Multipath parsing in the brain
Berta Franzluebbers, Donald Dunagan, Miloš Stanojević, Jan Buys, John T. Hale
TL;DR
The paper investigates whether human sentence comprehension maintains multiple syntactic analyses in parallel (multipath parsing) rather than a single path. It introduces an incremental generative dependency parser, enhanced with BLOOM-based encodings and Pfeiffer adapters, and compares single-path ($k=1$) to multipath ($k=5$) surprisal predictions against fMRI data collected while English and Chinese speakers listen to an audiobook.
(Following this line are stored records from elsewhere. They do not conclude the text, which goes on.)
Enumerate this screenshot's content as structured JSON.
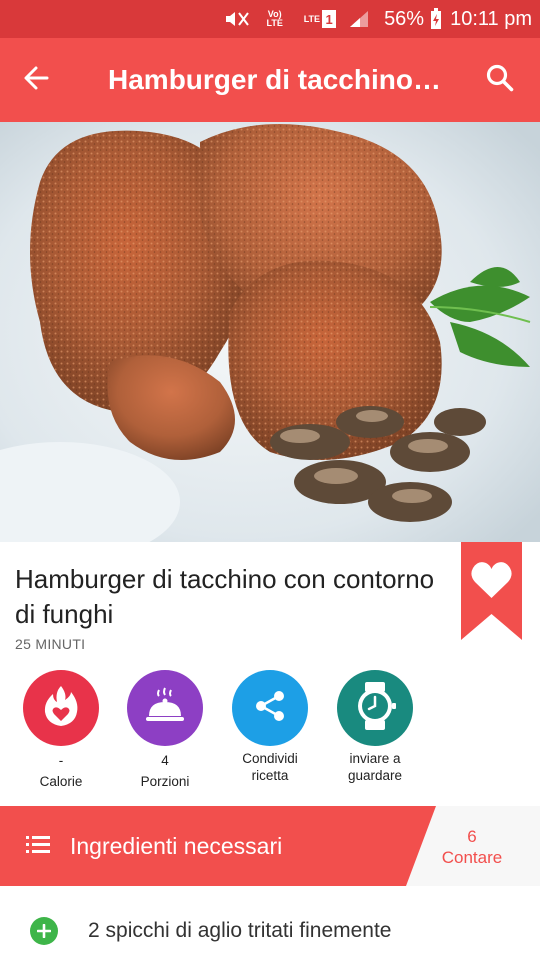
{
  "status_bar": {
    "volte": "Vo) LTE",
    "lte": "LTE",
    "sim": "1",
    "battery_pct": "56%",
    "time": "10:11 pm"
  },
  "app_bar": {
    "title": "Hamburger di tacchino…",
    "back_icon": "arrow-back-icon",
    "search_icon": "search-icon"
  },
  "recipe": {
    "title": "Hamburger di tacchino con contorno di funghi",
    "time": "25 MINUTI",
    "bookmark_icon": "heart-icon"
  },
  "actions": [
    {
      "value": "-",
      "label": "Calorie",
      "icon": "flame-heart-icon",
      "color": "#e8334a"
    },
    {
      "value": "4",
      "label": "Porzioni",
      "icon": "serving-dish-icon",
      "color": "#8d3fc4"
    },
    {
      "value": "Condividi",
      "label": "ricetta",
      "icon": "share-icon",
      "color": "#1d9fe6"
    },
    {
      "value": "inviare a",
      "label": "guardare",
      "icon": "watch-icon",
      "color": "#198a7f"
    }
  ],
  "ingredients_header": {
    "title": "Ingredienti necessari",
    "count": "6",
    "count_label": "Contare"
  },
  "ingredients": [
    {
      "text": "2 spicchi di aglio tritati finemente"
    }
  ],
  "colors": {
    "accent": "#f24f4d",
    "status_bar": "#d9393a",
    "add_green": "#3eb549"
  }
}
Across languages, syntactic surprisal derived from the five-path model better accounts for brain activity, with robust effects localized to bilateral superior temporal gyrus and related regions, supporting a multipath account of real-time parsing. This work advances neurocognitive modeling by linking beam-like, multi-hypothesis parsing to distributed brain responses, offering cross-linguistic evidence and suggesting avenues for higher-temporal-resolution studies and broader stimulus contexts.
Abstract
Humans understand sentences word-by-word, in the order that they hear them. This incrementality entails resolving temporary ambiguities about syntactic relationships. We investigate how humans process these syntactic ambiguities by correlating predictions from incremental generative dependency parsers with timecourse data from people undergoing functional neuroimaging while listening to an audiobook. In particular, we compare competing hypotheses regarding the number of developing syntactic analyses in play during word-by-word comprehension: one vs more than one. This comparison involves evaluating syntactic surprisal from a state-of-the-art dependency parser with LLM-adapted encodings against an existing fMRI dataset. In both English and Chinese data, we find evidence for multipath parsing. Brain regions associated with this multipath effect include bilateral superior temporal gyrus.